While the startup I worked at was not tech-related, much of the startup atmosphere was the same. The company probably wasn’t making the best choice in moving to a new location, but the opportunity to design the space with bright colors and chalkboard walls was too tempting to pass up. The gourmet coffee maker was a nice perk, but none of used it because it was forever speaking German to us and we couldn’t get it out of foreign language mode. And who doesn’t need a wine refrigerator on site?
It’s pretty easy to take aim at something viewed as silly from a Gen X’ers perch when Millennials may truly be motivated to work for pennies on the dollar because they have a candy wall and foosball. I don’t begrudge them that. Lyons goes there, with gusto, being twice the age of the average coworker at Hubspot. Plus, most journalists are cynical, self-loathing SOBs at heart, which makes mocking par for the course. For those of us into our 40s, with families, kids and mortgages, the lure of free margaritas after work and group kayaking, while it sounds fun, is usually trumped by a soccer game or dinner with the fam. The frat house atmosphere loses its appeal when you’re old enough to be the house mom. So it’s easy to mock—and maybe a little unfairly, seeing as if the atmosphere existed when I had graduated from college, I’m sure I would have loved it.
But I think that first storyline, about the crazy work atmosphere of tech startups, is critical in that it leads to the second storyline—the one that basically says the environment isn’t especially sustainable. And that’s bad news for anyone working at one that didn’t score huge on options and an IPO.
That kind of environment, which pays for shit because Candy! Hot Sauce! Keggers! only works for kids out of college whose diet is still beer and Snickers.
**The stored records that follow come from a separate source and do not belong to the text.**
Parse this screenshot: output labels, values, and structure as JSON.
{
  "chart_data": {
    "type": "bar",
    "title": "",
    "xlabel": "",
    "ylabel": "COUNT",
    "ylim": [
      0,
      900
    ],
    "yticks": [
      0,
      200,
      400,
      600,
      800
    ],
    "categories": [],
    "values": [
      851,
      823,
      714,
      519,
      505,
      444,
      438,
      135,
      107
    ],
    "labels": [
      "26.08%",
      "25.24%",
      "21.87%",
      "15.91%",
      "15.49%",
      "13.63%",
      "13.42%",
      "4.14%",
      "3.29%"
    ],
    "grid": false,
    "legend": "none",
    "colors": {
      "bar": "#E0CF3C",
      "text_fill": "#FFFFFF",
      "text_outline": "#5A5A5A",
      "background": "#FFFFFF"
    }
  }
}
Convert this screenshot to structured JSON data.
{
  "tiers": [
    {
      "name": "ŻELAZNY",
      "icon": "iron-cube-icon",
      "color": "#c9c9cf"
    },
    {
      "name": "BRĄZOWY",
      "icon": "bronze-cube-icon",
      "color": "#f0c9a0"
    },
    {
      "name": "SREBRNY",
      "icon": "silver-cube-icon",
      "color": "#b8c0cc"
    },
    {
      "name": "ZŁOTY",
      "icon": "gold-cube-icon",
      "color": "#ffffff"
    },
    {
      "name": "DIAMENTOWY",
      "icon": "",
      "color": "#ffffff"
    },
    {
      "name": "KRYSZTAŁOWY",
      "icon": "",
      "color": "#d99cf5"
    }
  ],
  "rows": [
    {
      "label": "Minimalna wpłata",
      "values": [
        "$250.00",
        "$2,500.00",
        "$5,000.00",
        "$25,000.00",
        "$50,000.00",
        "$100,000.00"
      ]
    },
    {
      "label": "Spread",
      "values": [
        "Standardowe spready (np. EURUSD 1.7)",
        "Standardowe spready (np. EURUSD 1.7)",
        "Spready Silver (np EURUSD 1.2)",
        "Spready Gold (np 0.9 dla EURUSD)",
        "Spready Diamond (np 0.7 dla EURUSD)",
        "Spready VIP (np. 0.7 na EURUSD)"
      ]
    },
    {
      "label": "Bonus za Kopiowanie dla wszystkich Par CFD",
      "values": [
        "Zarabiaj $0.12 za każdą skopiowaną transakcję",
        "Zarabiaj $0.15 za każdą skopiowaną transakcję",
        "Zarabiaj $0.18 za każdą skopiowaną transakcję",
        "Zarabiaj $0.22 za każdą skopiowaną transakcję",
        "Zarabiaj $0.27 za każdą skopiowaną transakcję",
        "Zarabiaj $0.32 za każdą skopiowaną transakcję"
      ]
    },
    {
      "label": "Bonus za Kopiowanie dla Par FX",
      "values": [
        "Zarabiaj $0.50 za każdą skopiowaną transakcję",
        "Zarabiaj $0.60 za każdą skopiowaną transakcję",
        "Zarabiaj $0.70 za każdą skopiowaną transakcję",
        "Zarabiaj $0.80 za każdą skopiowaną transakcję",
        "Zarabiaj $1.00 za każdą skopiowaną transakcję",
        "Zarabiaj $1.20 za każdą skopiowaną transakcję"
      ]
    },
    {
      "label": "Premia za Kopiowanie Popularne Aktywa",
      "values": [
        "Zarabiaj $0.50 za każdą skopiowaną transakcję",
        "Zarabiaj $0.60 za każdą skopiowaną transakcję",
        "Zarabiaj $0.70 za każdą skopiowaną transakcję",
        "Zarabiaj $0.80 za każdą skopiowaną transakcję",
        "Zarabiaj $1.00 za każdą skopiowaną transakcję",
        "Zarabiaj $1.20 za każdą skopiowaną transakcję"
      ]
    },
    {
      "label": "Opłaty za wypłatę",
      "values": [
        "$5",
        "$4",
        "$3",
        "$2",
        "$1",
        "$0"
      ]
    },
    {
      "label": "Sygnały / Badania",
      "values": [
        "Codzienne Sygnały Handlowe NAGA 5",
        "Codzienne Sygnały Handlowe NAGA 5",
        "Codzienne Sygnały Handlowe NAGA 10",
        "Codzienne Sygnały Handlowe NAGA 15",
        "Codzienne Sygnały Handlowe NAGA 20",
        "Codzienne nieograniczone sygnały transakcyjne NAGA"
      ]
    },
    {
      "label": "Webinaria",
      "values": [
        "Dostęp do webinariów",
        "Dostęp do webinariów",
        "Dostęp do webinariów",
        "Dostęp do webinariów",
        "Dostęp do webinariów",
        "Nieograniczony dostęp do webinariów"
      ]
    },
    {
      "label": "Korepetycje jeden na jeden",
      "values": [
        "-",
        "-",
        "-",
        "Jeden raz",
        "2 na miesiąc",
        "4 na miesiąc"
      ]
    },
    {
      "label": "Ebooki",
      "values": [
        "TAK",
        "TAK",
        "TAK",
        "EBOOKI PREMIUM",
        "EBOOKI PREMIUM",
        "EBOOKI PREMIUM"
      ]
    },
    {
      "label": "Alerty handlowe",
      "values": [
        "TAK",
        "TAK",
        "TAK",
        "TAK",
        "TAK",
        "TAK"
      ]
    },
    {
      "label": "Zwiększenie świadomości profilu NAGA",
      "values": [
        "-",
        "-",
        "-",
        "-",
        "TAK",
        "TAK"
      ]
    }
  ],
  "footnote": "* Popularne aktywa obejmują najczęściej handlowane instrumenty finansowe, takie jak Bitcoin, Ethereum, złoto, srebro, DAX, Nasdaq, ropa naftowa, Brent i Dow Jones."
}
It doesn’t work for someone on maternity leave, saving to put a kid through college, maybe starting to plan for elderly parents. Those employees need stability and an income that can cover a constant stream of prescriptions for ear infections, strep throat or ADHD, a $500 a month digital bill (phones/cable/Internet) and damnit did you see the price of cilantro at Whole Foods?
OK, so the atmosphere is implicitly ageist, fine. But if older, more experienced employees continue to leave these play/work incubators, who is the keeper of institutional knowledge? Who leads the company? The guy who three weeks ago was getting coffee for the content team? Yikes.
And then there’s the whole financial side, which I don’t even pretend to understand, but Lyons does a great job of explaining. The Silicon Valley groundswell of support for tech startups that don’t even have a product, but somehow procure a bunch of angel investors because everyone’s looking to cash in on the next Google. A shit ton of money to spend on crazy-ass offices, field trips, conferences with Huey Lewis and Jonelle Monae performing, but no expectation of actual profit. They just have to show growth to get that magical IPO. And then, Voila! Founders cash out their options and buy big stinkin’ yachts to host Gronk-style cruises. Yeesh.
I don't know if the book pulls the curtain back on all tech startups or just Hubspot, but it's reaalllly interesting. And because Lyons is an admitted smartass, it's impossible to say for sure that some of the crap that came his way wasn't a little bit justified. BUT -- one of the most honest scenes in the book was Lyons getting his annual review from his boss, the now-since-fired Joe Chernov (who I've surmised is an asshat of the highest order) in which Lyons is confronted with the possibility no one likes him. It's harsh. It hurts. It's unkind. And that may be the reality that is the tech startup.